Reading a log file into an array reversed, is it best method when looking for keyword near the bottom?

StackOverflow https://stackoverflow.com/questions/17841256

Question

I am reading from log files which can be anything from a small log file up to 8-10mb of logs. The typical size would probably be 1mb. Now the key thing is that the keyword im looking for is normally near the end of the document, in probably 95% of the cases. Then i extract 1000 characters after the keyword.

If i use this approach:

$lines = explode("\n",$body);
$reversed = array_reverse($lines);
foreach($reversed AS $line) {
// Search for my keyword
}

Would it be more efficent than using:

$pos = stripos($body,$keyword);  
$snippet_pre = substr($body, $pos, 1000);

What i am not sure on is with stripos does it just start searching through the document 1 character at a time so in theory if there is 10,000 characters after the keyword then i wont have to read those into memory, whereas the first option would have to read everything into memory even though it probably only needs the last 100 lines, could i alter it to read 100 lines into memory, then search another 101-200 lines if the first 100 was not successful or is the query so light that it doesnt really matter.

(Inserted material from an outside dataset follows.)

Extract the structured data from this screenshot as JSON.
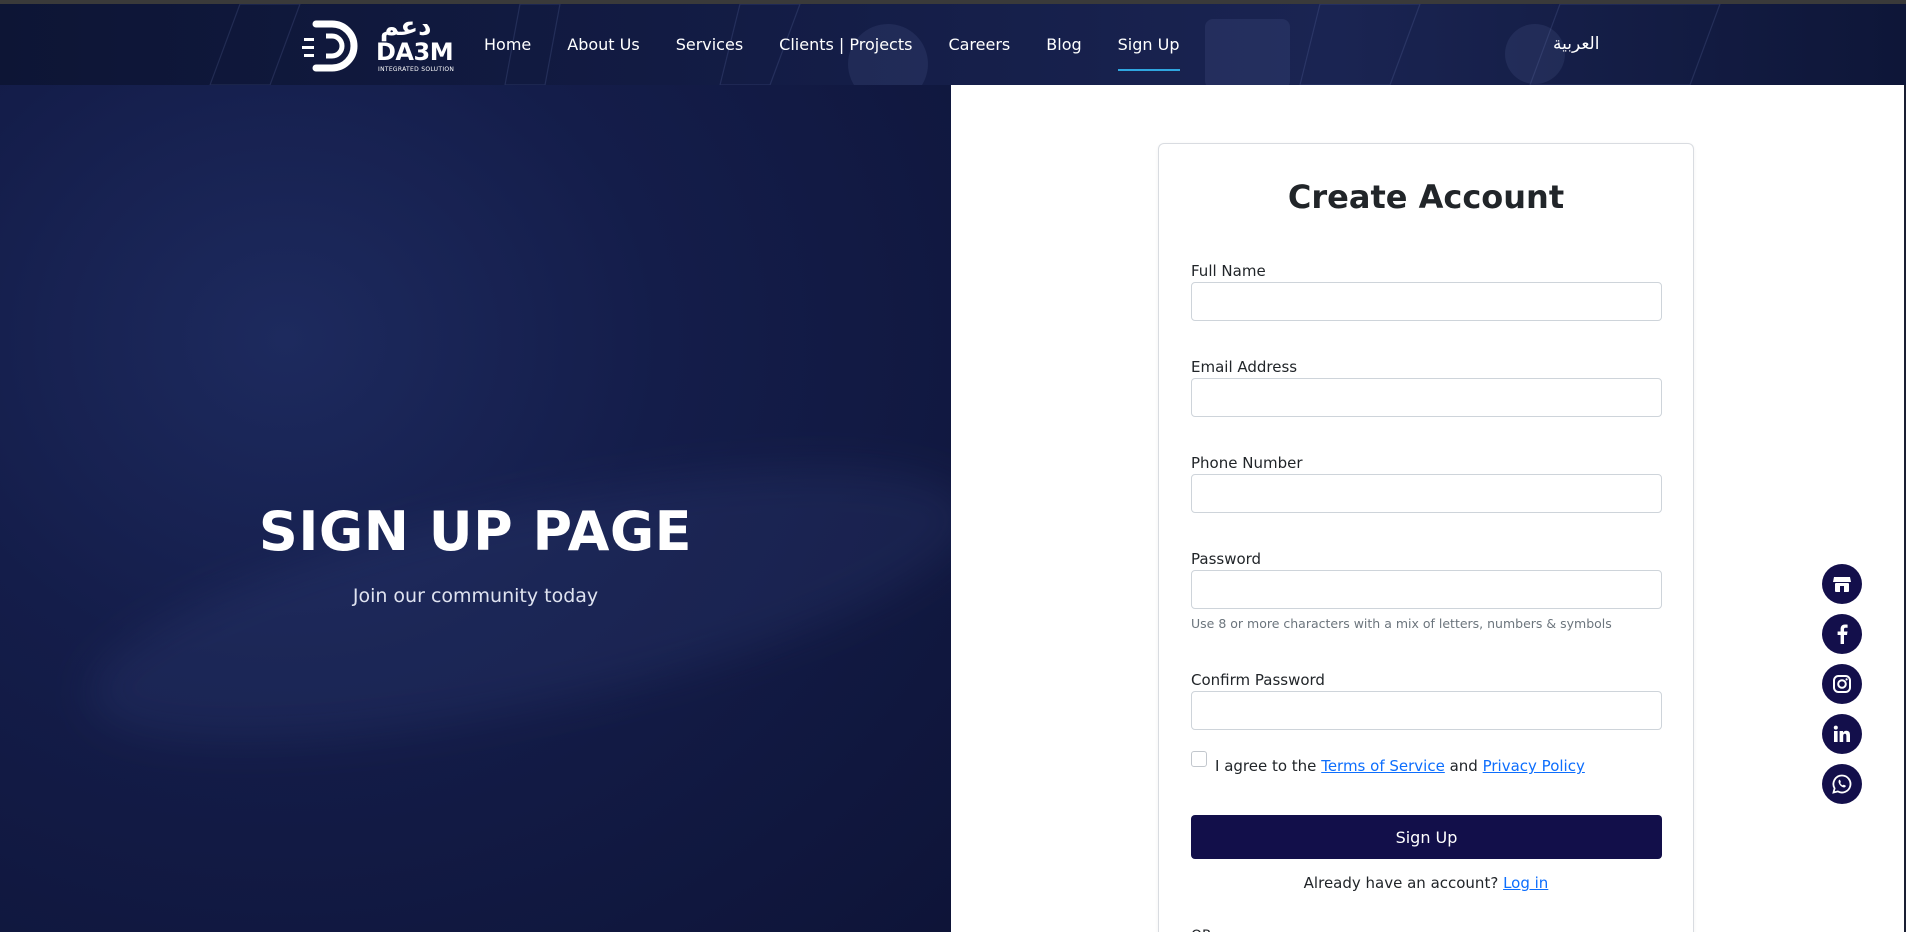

I have a 2nd question and this assumes the reverse_array is the best approach, how would i extract the next 1000 characters after i have found the keyword, here is my woeful attempt

$body = $this_is_the_log_content;

$lines = explode("\n",$body);
$reversed = array_reverse($lines);
foreach($reversed AS $line) {

$pos = stripos($line,$keyword);  
$snippet_pre = substr($line, $pos, 1000);

}

Why i don't think that will work is because each $line might only be a few hundred characters so would the better solution be to explode it every say 2,000 lines and also keep the previous $line as a backup variable so something like this.

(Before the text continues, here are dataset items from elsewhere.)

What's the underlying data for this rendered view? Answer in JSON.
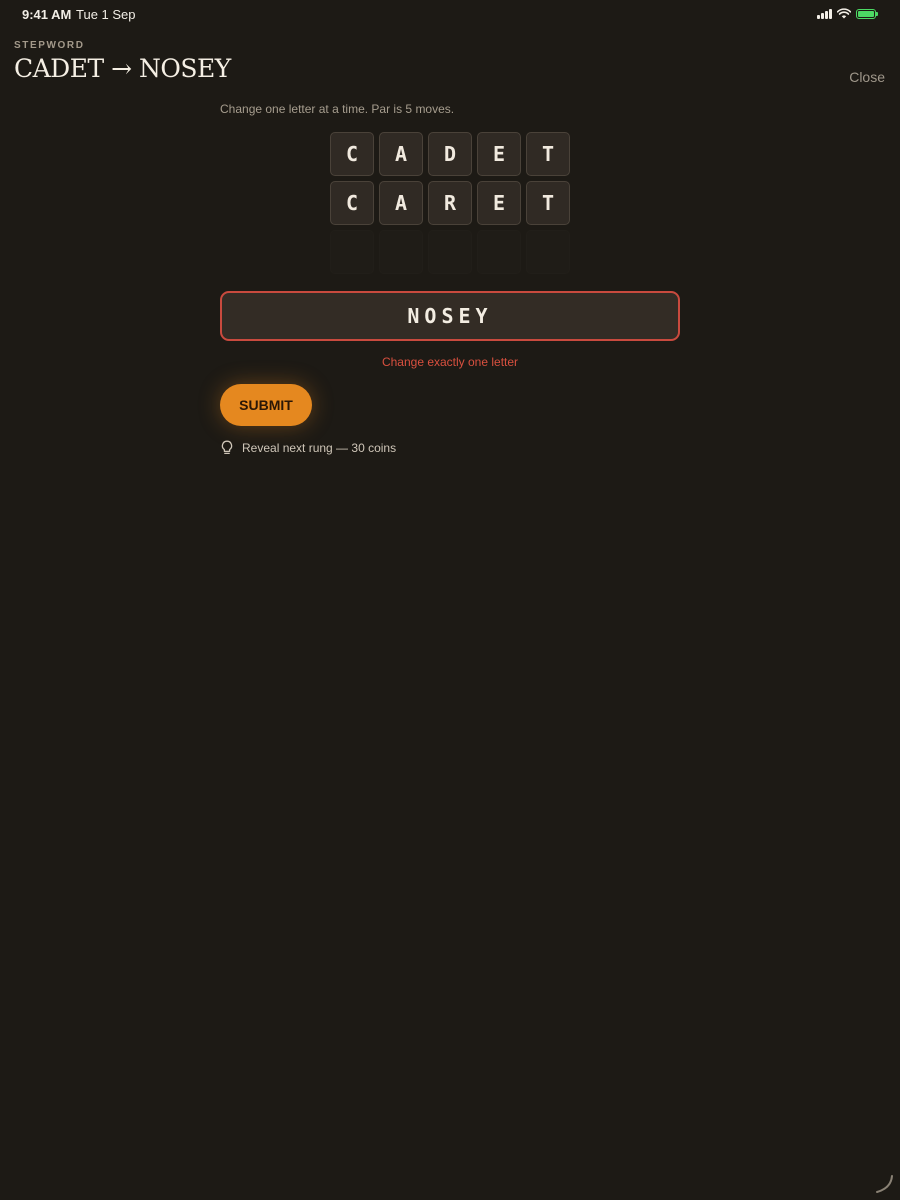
{
  "status_bar": {
    "time": "9:41 AM",
    "date": "Tue 1 Sep",
    "battery_color": "#4cd964"
  },
  "header": {
    "eyebrow": "STEPWORD",
    "title": "CADET → NOSEY",
    "close_label": "Close"
  },
  "game": {
    "instructions": "Change one letter at a time. Par is 5 moves.",
    "rungs": [
      {
        "letters": [
          "C",
          "A",
          "D",
          "E",
          "T"
        ]
      },
      {
        "letters": [
          "C",
          "A",
          "R",
          "E",
          "T"
        ]
      }
    ],
    "empty_rungs": 1,
    "input_value": "NOSEY",
    "error_message": "Change exactly one letter",
    "submit_label": "SUBMIT",
    "hint_label": "Reveal next rung — 30 coins",
    "hint_icon": "lightbulb-icon"
  },
  "colors": {
    "background": "#1d1a15",
    "accent": "#e5881f",
    "error": "#d9503f"
  }
}
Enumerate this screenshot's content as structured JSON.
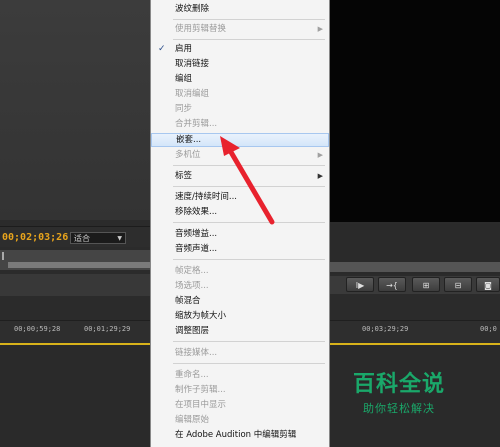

$body = $this_is_the_log_content;

$lines = str_split($body, 2000);
$reversed = array_reverse($lines);
$previous_line = $line;
foreach($reversed AS $line) {

$pos = stripos($line,$keyword);  
    if ($pos) {
    $line = $previous_line . ' ' . $line;
    $pos1 = stripos($line,$keyword); 
    $snippet_pre = substr($line, $pos, 1000);
    }

}

Im probably massively over-complicating this?

Was it helpful?

Solution

I would strongly consider using a tool like grep for this. You can call this command line tool from PHP and use it to search the file for the word you are looking for and do things like give you the byte offset of the matching line, give you a matching line plus trailing context lines, etc.

Here is a link to grep manual. http://unixhelp.ed.ac.uk/CGI/man-cgi?grep

Play with the command a bit on the command line to get it the way you want it, then call it from PHP using exec(), passthru(), or similar depending on how you need to capture/display the content.

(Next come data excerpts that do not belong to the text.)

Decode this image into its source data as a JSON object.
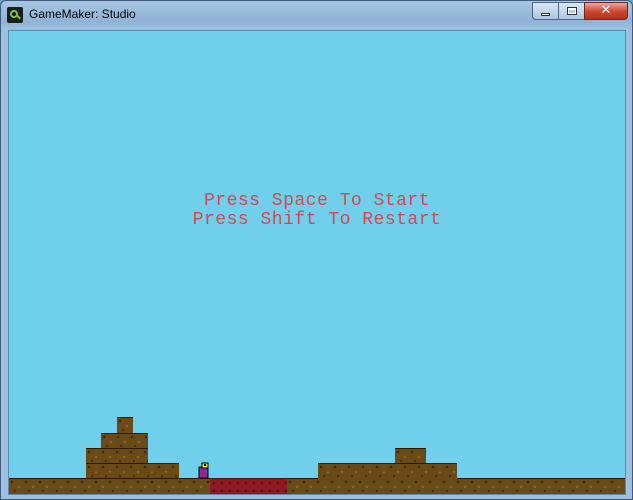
{
  "window": {
    "title": "GameMaker: Studio",
    "controls": {
      "minimize": "—",
      "maximize": "□",
      "close": "✕"
    }
  },
  "game": {
    "messages": [
      "Press Space To Start",
      "Press Shift To Restart"
    ],
    "colors": {
      "sky": "#70cfea",
      "text": "#d6474e",
      "dirt": "#6a4a16",
      "lava": "#8c1a1e",
      "player": "#8a2b8f"
    },
    "icons": [
      "app-icon",
      "minimize-icon",
      "maximize-icon",
      "close-icon"
    ]
  }
}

Alternatively, you can simply fopen() the file with the pointer at the end and move the file pointer forward in the file using fseek() searching for the string as you move along the way. Once you find you needle, you can then read the file from that offset until you get to the end of file or the number of log entries.

Either of these might be preferable to reading the entire log file into memory and then trying to work with it.

The other thing to consider is whether 1000 characters is meaningful. Typically log files would have lines that vary in length. To me it would seem that you should be more concerned about getting the next X lines from the log file, not the next Y characters. What if a line has 2000 characters, are you saying you only want to get half of it? That may not be meaningful at all.